★★★★ 3.5 Stars
Genre: Science Fiction / Post-Apocalyptic
Publication Date: July 21st, 2018
It is a fact that I met The Plague Council by the sea, and read it there with its heart beating in waves at my feet. Hearing the ebb and flow of the ocean firsthand is an injection of new life when the blood in your mind feels stagnant and sad. The best circumstance to read a new book.
The Plague Council begins what I believe will be a really original science fiction series, taking place in a post-apocalyptic society that is dying but has the chance to be renewed if they can relocate to the bottom of the sea where disease cannot reach what’s left of them. A different ebb and flow, of life versus death. I like that it’s a reverse reinvention of the Atlantis myth. Rather than rediscovering an older culture’s “Atlantis”, they build their own.
I’m drawn to the water as much as the wind. People share a lot in common with the ocean, beyond even the cautious phrase of science and reason, and more complex than the simple fearfulness of superstition.
We are made of its body, we need it. Importantly it also has the will to be merciful or murderous as it chooses. The ocean is a creator and yet also destructive towards its creations. Sounds much like a human personality, doesn’t it?

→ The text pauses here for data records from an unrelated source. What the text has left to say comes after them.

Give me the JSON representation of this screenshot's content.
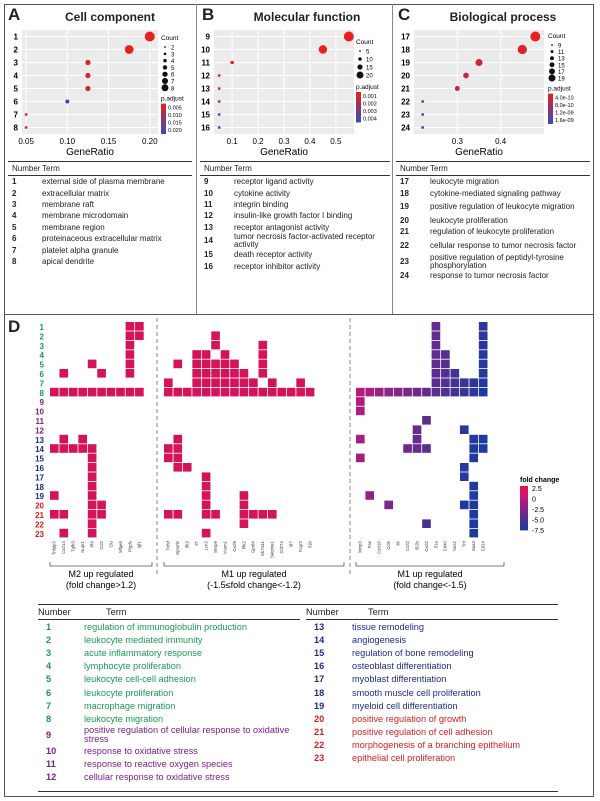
{
  "colors": {
    "green": "#1a9a52",
    "purple": "#7a1e8c",
    "blue": "#1e2a8c",
    "red": "#d82020",
    "heat_red": "#d4145a",
    "grid": "#888888"
  },
  "panels": {
    "a": {
      "letter": "A",
      "title": "Cell component"
    },
    "b": {
      "letter": "B",
      "title": "Molecular function"
    },
    "c": {
      "letter": "C",
      "title": "Biological process"
    },
    "d": {
      "letter": "D"
    }
  },
  "chart_data": [
    {
      "type": "scatter",
      "title": "Cell component",
      "xlabel": "GeneRatio",
      "ylabel": "",
      "categories": [
        "1",
        "2",
        "3",
        "4",
        "5",
        "6",
        "7",
        "8"
      ],
      "x": [
        0.2,
        0.175,
        0.125,
        0.125,
        0.125,
        0.1,
        0.05,
        0.05
      ],
      "count": [
        8,
        7,
        4,
        4,
        4,
        3,
        2,
        2
      ],
      "p_adjust": [
        0.001,
        0.002,
        0.004,
        0.004,
        0.005,
        0.019,
        0.004,
        0.003
      ],
      "xticks": [
        "0.05",
        "0.10",
        "0.15",
        "0.20"
      ],
      "xlim": [
        0.045,
        0.21
      ],
      "legend": {
        "count_title": "Count",
        "count_values": [
          "2",
          "3",
          "4",
          "5",
          "6",
          "7",
          "8"
        ],
        "color_title": "p.adjust",
        "color_values": [
          "0.005",
          "0.010",
          "0.015",
          "0.020"
        ]
      }
    },
    {
      "type": "scatter",
      "title": "Molecular function",
      "xlabel": "GeneRatio",
      "ylabel": "",
      "categories": [
        "9",
        "10",
        "11",
        "12",
        "13",
        "14",
        "15",
        "16"
      ],
      "x": [
        0.55,
        0.45,
        0.1,
        0.05,
        0.05,
        0.05,
        0.05,
        0.05
      ],
      "count": [
        20,
        16,
        4,
        2,
        2,
        2,
        2,
        2
      ],
      "p_adjust": [
        0.0001,
        0.0001,
        0.0004,
        0.001,
        0.0015,
        0.002,
        0.003,
        0.004
      ],
      "xticks": [
        "0.1",
        "0.2",
        "0.3",
        "0.4",
        "0.5"
      ],
      "xlim": [
        0.03,
        0.57
      ],
      "legend": {
        "count_title": "Count",
        "count_values": [
          "5",
          "10",
          "15",
          "20"
        ],
        "color_title": "p.adjust",
        "color_values": [
          "0.001",
          "0.002",
          "0.003",
          "0.004"
        ]
      }
    },
    {
      "type": "scatter",
      "title": "Biological process",
      "xlabel": "GeneRatio",
      "ylabel": "",
      "categories": [
        "17",
        "18",
        "19",
        "20",
        "21",
        "22",
        "23",
        "24"
      ],
      "x": [
        0.48,
        0.45,
        0.35,
        0.32,
        0.3,
        0.22,
        0.22,
        0.22
      ],
      "count": [
        19,
        18,
        15,
        13,
        12,
        9,
        9,
        9
      ],
      "p_adjust": [
        4e-10,
        6e-10,
        7e-10,
        8e-10,
        9e-10,
        1.2e-09,
        1.5e-09,
        1.8e-09
      ],
      "xticks": [
        "0.3",
        "0.4"
      ],
      "xlim": [
        0.2,
        0.5
      ],
      "legend": {
        "count_title": "Count",
        "count_values": [
          "9",
          "11",
          "13",
          "15",
          "17",
          "19"
        ],
        "color_title": "p.adjust",
        "color_values": [
          "4.0e-10",
          "8.0e-10",
          "1.2e-09",
          "1.6e-09"
        ]
      }
    },
    {
      "type": "heatmap",
      "title": "",
      "xlabel": "",
      "ylabel": "",
      "rows": [
        "1",
        "2",
        "3",
        "4",
        "5",
        "6",
        "7",
        "8",
        "9",
        "10",
        "11",
        "12",
        "13",
        "14",
        "15",
        "16",
        "17",
        "18",
        "19",
        "20",
        "21",
        "22",
        "23"
      ],
      "groups": [
        {
          "label": "M2 up regulated",
          "sublabel": "(fold change>1.2)",
          "genes": [
            "Tnfaip3",
            "Cxcl14",
            "Tgfb3",
            "Nupr1",
            "Pf4",
            "Ccl2",
            "Clu",
            "Mfge8",
            "Ptgds",
            "Igf1"
          ]
        },
        {
          "label": "M1 up regulated",
          "sublabel": "(-1.5≤fold change<-1.2)",
          "genes": [
            "Tnfsf",
            "Gpnmb",
            "Ifit3",
            "Il7",
            "Lcn2",
            "Mmp9",
            "Vcam1",
            "Cxcl9",
            "Plk2",
            "Gpr84",
            "Slc7a11",
            "Serpine1",
            "Cd274",
            "Irf7",
            "Fcgr3",
            "Il1b"
          ]
        },
        {
          "label": "M1 up regulated",
          "sublabel": "(fold change<-1.5)",
          "genes": [
            "Mmp3",
            "Fas",
            "Cxcl10",
            "Ccl5",
            "Il6",
            "Ccrl2",
            "Il12b",
            "Cxcl2",
            "Il1a",
            "Cd40",
            "Nos2",
            "Tnf",
            "Saa3",
            "Cd14"
          ]
        }
      ],
      "legend": {
        "title": "fold change",
        "values": [
          "2.5",
          "0",
          "-2.5",
          "-5.0",
          "-7.5"
        ]
      },
      "row_colors": [
        "green",
        "green",
        "green",
        "green",
        "green",
        "green",
        "green",
        "green",
        "purple",
        "purple",
        "purple",
        "purple",
        "blue",
        "blue",
        "blue",
        "blue",
        "blue",
        "blue",
        "blue",
        "red",
        "red",
        "red",
        "red"
      ]
    }
  ],
  "table_a": {
    "header_num": "Number",
    "header_term": "Term",
    "rows": [
      {
        "n": "1",
        "t": "external side of plasma membrane"
      },
      {
        "n": "2",
        "t": "extracellular matrix"
      },
      {
        "n": "3",
        "t": "membrane raft"
      },
      {
        "n": "4",
        "t": "membrane microdomain"
      },
      {
        "n": "5",
        "t": "membrane region"
      },
      {
        "n": "6",
        "t": "proteinaceous extracellular matrix"
      },
      {
        "n": "7",
        "t": "platelet alpha granule"
      },
      {
        "n": "8",
        "t": "apical dendrite"
      }
    ]
  },
  "table_b": {
    "header_num": "Number",
    "header_term": "Term",
    "rows": [
      {
        "n": "9",
        "t": "receptor ligand activity"
      },
      {
        "n": "10",
        "t": "cytokine activity"
      },
      {
        "n": "11",
        "t": "integrin binding"
      },
      {
        "n": "12",
        "t": "insulin-like growth factor I binding"
      },
      {
        "n": "13",
        "t": "receptor antagonist activity"
      },
      {
        "n": "14",
        "t": "tumor necrosis factor-activated receptor activity"
      },
      {
        "n": "15",
        "t": "death receptor activity"
      },
      {
        "n": "16",
        "t": "receptor inhibitor activity"
      }
    ]
  },
  "table_c": {
    "header_num": "Number",
    "header_term": "Term",
    "rows": [
      {
        "n": "17",
        "t": "leukocyte migration"
      },
      {
        "n": "18",
        "t": "cytokine-mediated signaling pathway"
      },
      {
        "n": "19",
        "t": "positive regulation of leukocyte migration"
      },
      {
        "n": "20",
        "t": "leukocyte proliferation"
      },
      {
        "n": "21",
        "t": "regulation of leukocyte proliferation"
      },
      {
        "n": "22",
        "t": "cellular response to tumor necrosis factor"
      },
      {
        "n": "23",
        "t": "positive regulation of peptidyl-tyrosine phosphorylation"
      },
      {
        "n": "24",
        "t": "response to tumor necrosis factor"
      }
    ]
  },
  "table_d": {
    "header_num": "Number",
    "header_term": "Term",
    "left": [
      {
        "n": "1",
        "t": "regulation of immunoglobulin production",
        "c": "green"
      },
      {
        "n": "2",
        "t": "leukocyte mediated immunity",
        "c": "green"
      },
      {
        "n": "3",
        "t": "acute inflammatory response",
        "c": "green"
      },
      {
        "n": "4",
        "t": "lymphocyte proliferation",
        "c": "green"
      },
      {
        "n": "5",
        "t": "leukocyte cell-cell adhesion",
        "c": "green"
      },
      {
        "n": "6",
        "t": "leukocyte proliferation",
        "c": "green"
      },
      {
        "n": "7",
        "t": "macrophage migration",
        "c": "green"
      },
      {
        "n": "8",
        "t": "leukocyte migration",
        "c": "green"
      },
      {
        "n": "9",
        "t": "positive regulation of cellular response to oxidative stress",
        "c": "purple"
      },
      {
        "n": "10",
        "t": "response to oxidative stress",
        "c": "purple"
      },
      {
        "n": "11",
        "t": "response to reactive oxygen species",
        "c": "purple"
      },
      {
        "n": "12",
        "t": "cellular response to oxidative stress",
        "c": "purple"
      }
    ],
    "right": [
      {
        "n": "13",
        "t": "tissue remodeling",
        "c": "blue"
      },
      {
        "n": "14",
        "t": "angiogenesis",
        "c": "blue"
      },
      {
        "n": "15",
        "t": "regulation of bone remodeling",
        "c": "blue"
      },
      {
        "n": "16",
        "t": "osteoblast differentiation",
        "c": "blue"
      },
      {
        "n": "17",
        "t": "myoblast differentiation",
        "c": "blue"
      },
      {
        "n": "18",
        "t": "smooth muscle cell proliferation",
        "c": "blue"
      },
      {
        "n": "19",
        "t": "myeloid cell differentiation",
        "c": "blue"
      },
      {
        "n": "20",
        "t": "positive regulation of growth",
        "c": "red"
      },
      {
        "n": "21",
        "t": "positive regulation of cell adhesion",
        "c": "red"
      },
      {
        "n": "22",
        "t": "morphogenesis of a branching epithelium",
        "c": "red"
      },
      {
        "n": "23",
        "t": "epithelial cell proliferation",
        "c": "red"
      }
    ]
  }
}
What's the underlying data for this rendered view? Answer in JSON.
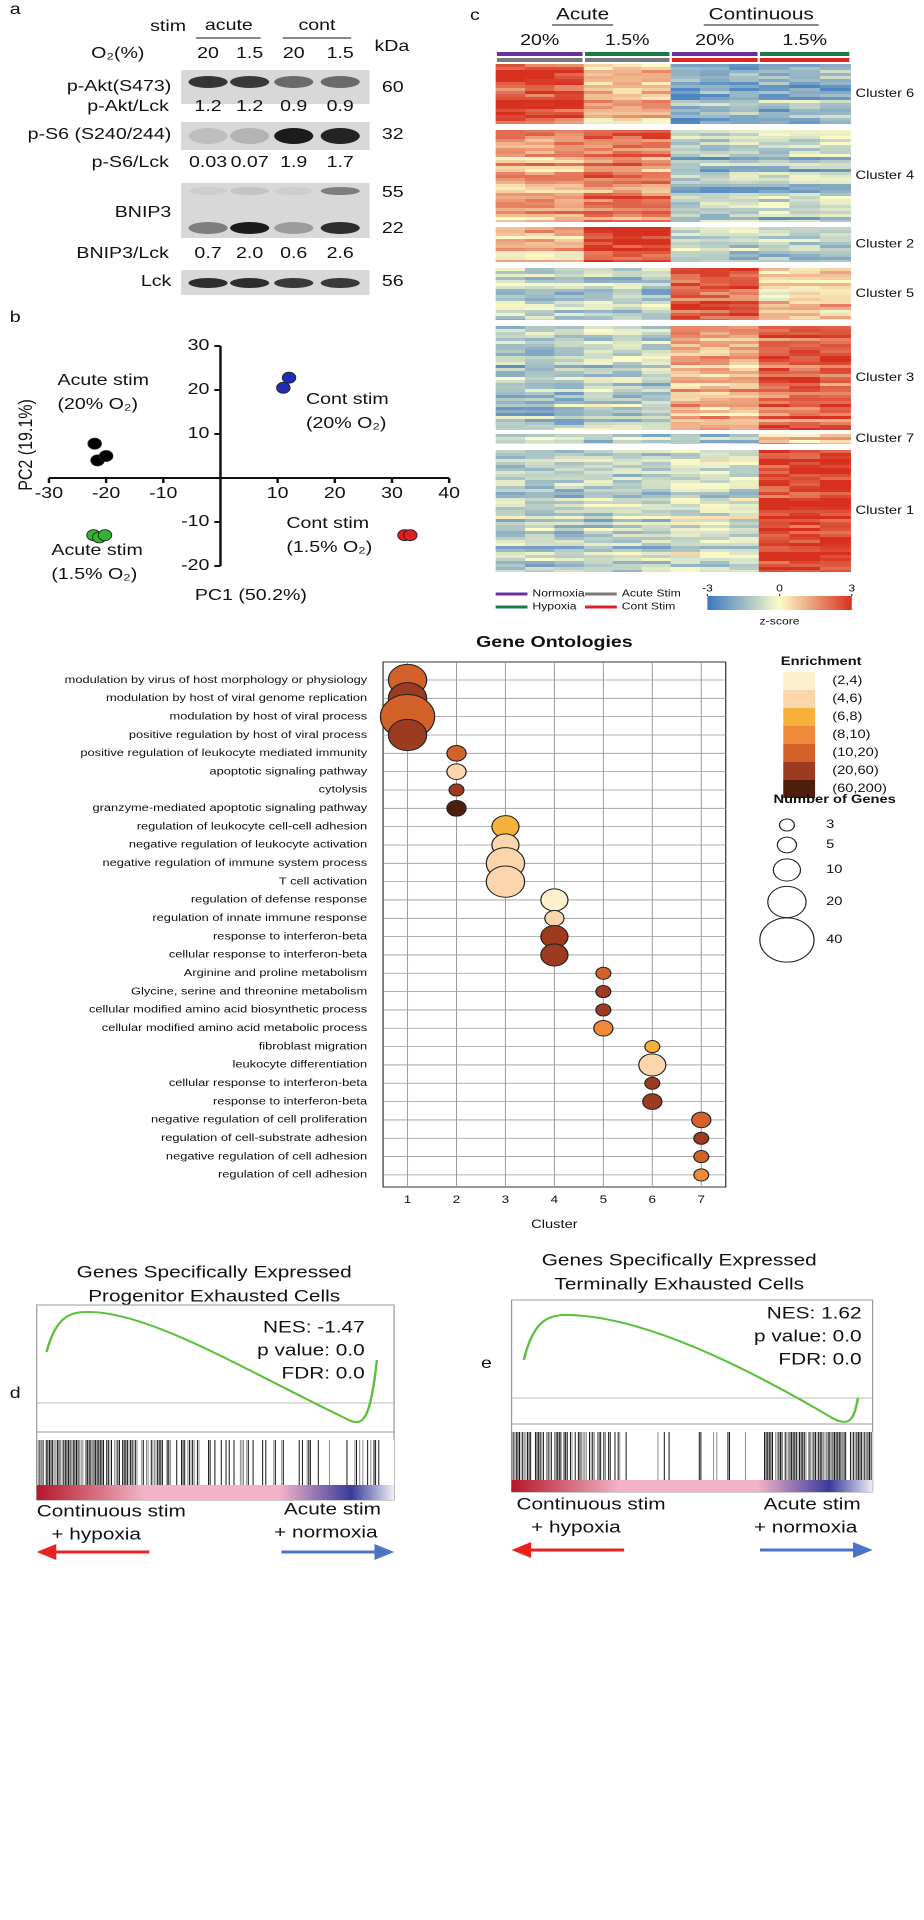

This story asks some interesting and sometimes uncomfortable questions about what people should choose in the case of a widespread disaster – in the wake of complete trauma, could we go back to the sea? Would it welcome us after what we’ve done to it, or destroy us? Who would be saved and who would be forgotten, and why? Is this more power than we should ever be given that some should decide these things while others have no say?
The writing is descriptive and clear, but I do wish some of the characters besides Jessica were more fleshed out. This prequel is a promising start though. I’m eager to start the main series and see where it takes me.